In August, 2014, I noted a report involving a transcription contractor of Boston Medical Center exposing patient information on the Internet. BMC notified approximately 15,000 patients and fired MDF Transcription Services because of the incident. Of note, BMC told patients in a notification letter that it had no reason to believe their information had been misused – or even accessed. The incident, which had been reported to HHS in April 2014, appears on HHS’s breach tool under MDF’s name as the Business Associate. There is no indication in the breach tool that OCR has closed its investigation into that incident as of today’s date.
Unbeknownst to me, there was a lawsuit that followed the incident: Walker et al v. Boston Medical Center Corp. Not surprisingly, the defendants moved to dismiss for lack of standing. After all, there was no evidence the data had even been accessed, much less misused, and because… Clapper.
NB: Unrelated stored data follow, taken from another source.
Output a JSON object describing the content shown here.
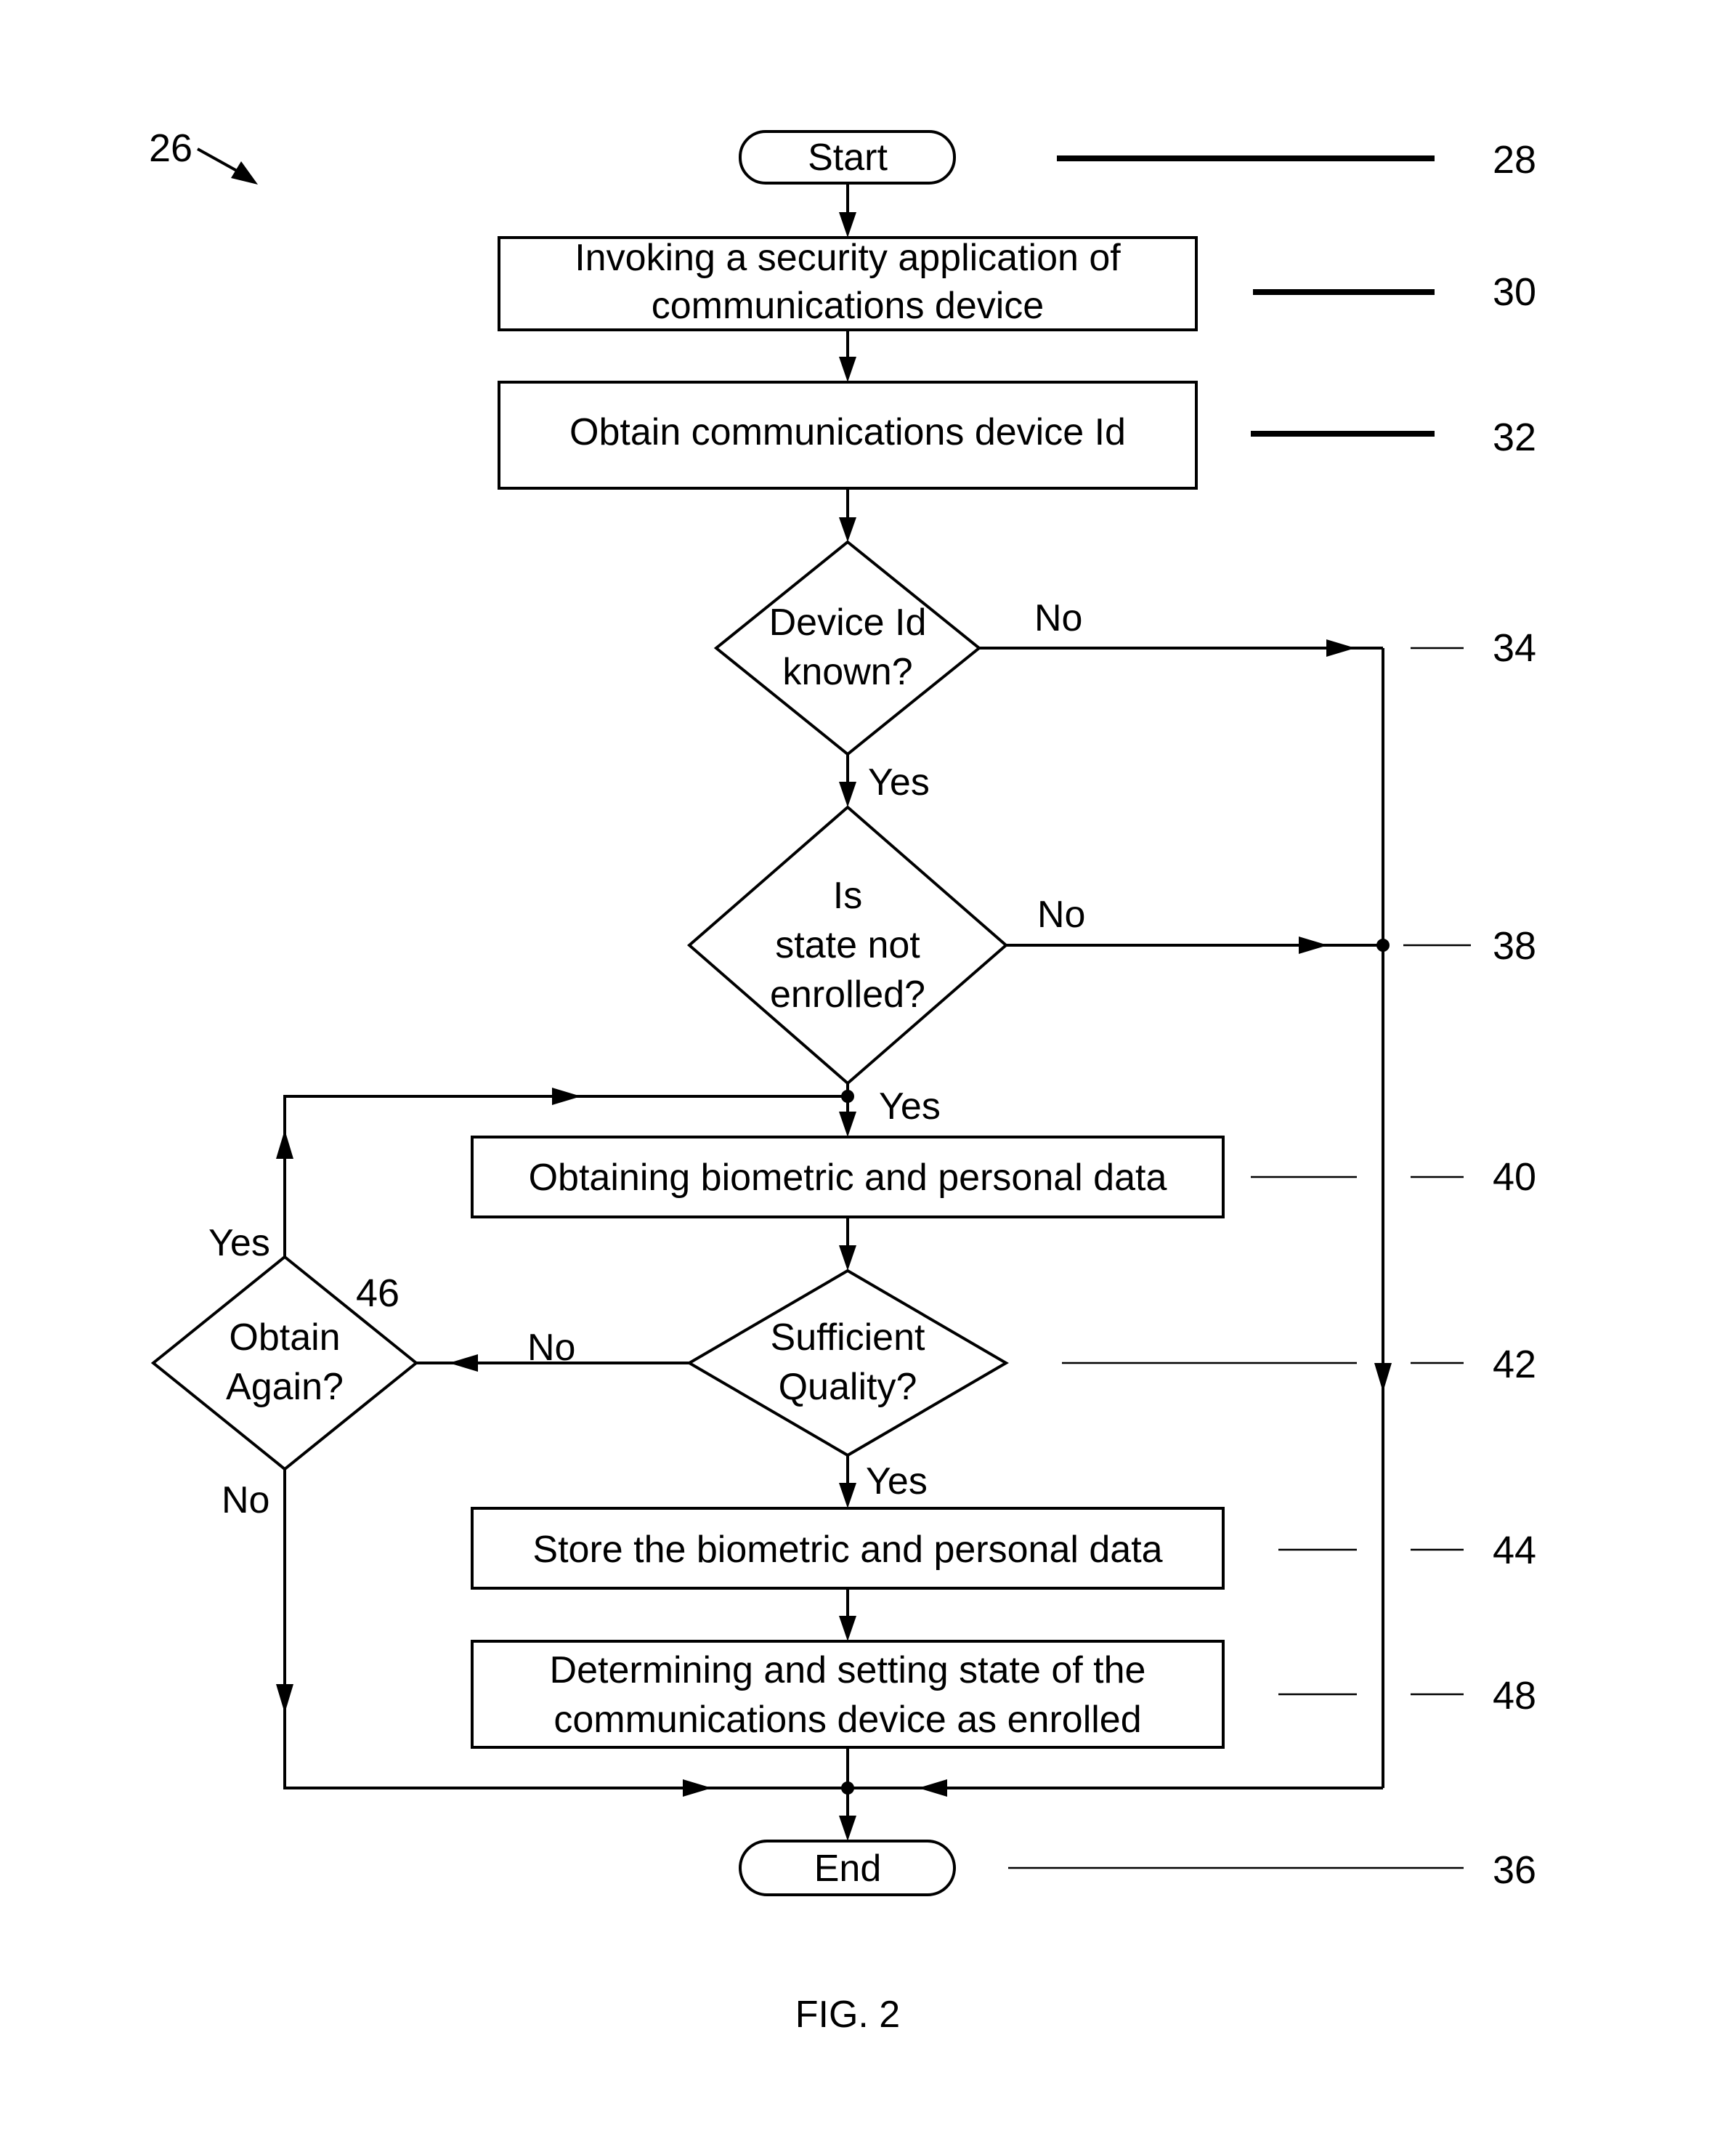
{
  "figure": {
    "label": "FIG. 2",
    "reference": "26"
  },
  "nodes": {
    "start": {
      "text": "Start",
      "ref": "28"
    },
    "invoke": {
      "lines": [
        "Invoking a security application of",
        "communications device"
      ],
      "ref": "30"
    },
    "obtain_id": {
      "text": "Obtain communications device Id",
      "ref": "32"
    },
    "device_known": {
      "lines": [
        "Device Id",
        "known?"
      ],
      "ref": "34"
    },
    "not_enrolled": {
      "lines": [
        "Is",
        "state not",
        "enrolled?"
      ],
      "ref": "38"
    },
    "obtain_data": {
      "text": "Obtaining biometric and personal data",
      "ref": "40"
    },
    "quality": {
      "lines": [
        "Sufficient",
        "Quality?"
      ],
      "ref": "42"
    },
    "obtain_again": {
      "lines": [
        "Obtain",
        "Again?"
      ],
      "ref": "46"
    },
    "store": {
      "text": "Store the biometric and personal data",
      "ref": "44"
    },
    "set_state": {
      "lines": [
        "Determining and setting state of the",
        "communications device as enrolled"
      ],
      "ref": "48"
    },
    "end": {
      "text": "End",
      "ref": "36"
    }
  },
  "edge_labels": {
    "device_known_no": "No",
    "device_known_yes": "Yes",
    "not_enrolled_no": "No",
    "not_enrolled_yes": "Yes",
    "quality_no": "No",
    "quality_yes": "Yes",
    "obtain_again_yes": "Yes",
    "obtain_again_no": "No"
  }
}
BMC must have gotten a real shock when the opinion was issued. Kevin M. McGinty of Mintz Levin explains:
A Massachusetts Superior Court judge held that a plaintiff has standing to sue for money damages based on the mere exposure of plaintiff’s private information in an alleged data breach. The court concluded that the plaintiff had pleaded a “real and immediate risk” of injury despite failing to allege that any unauthorized persons had even seen or accessed that information.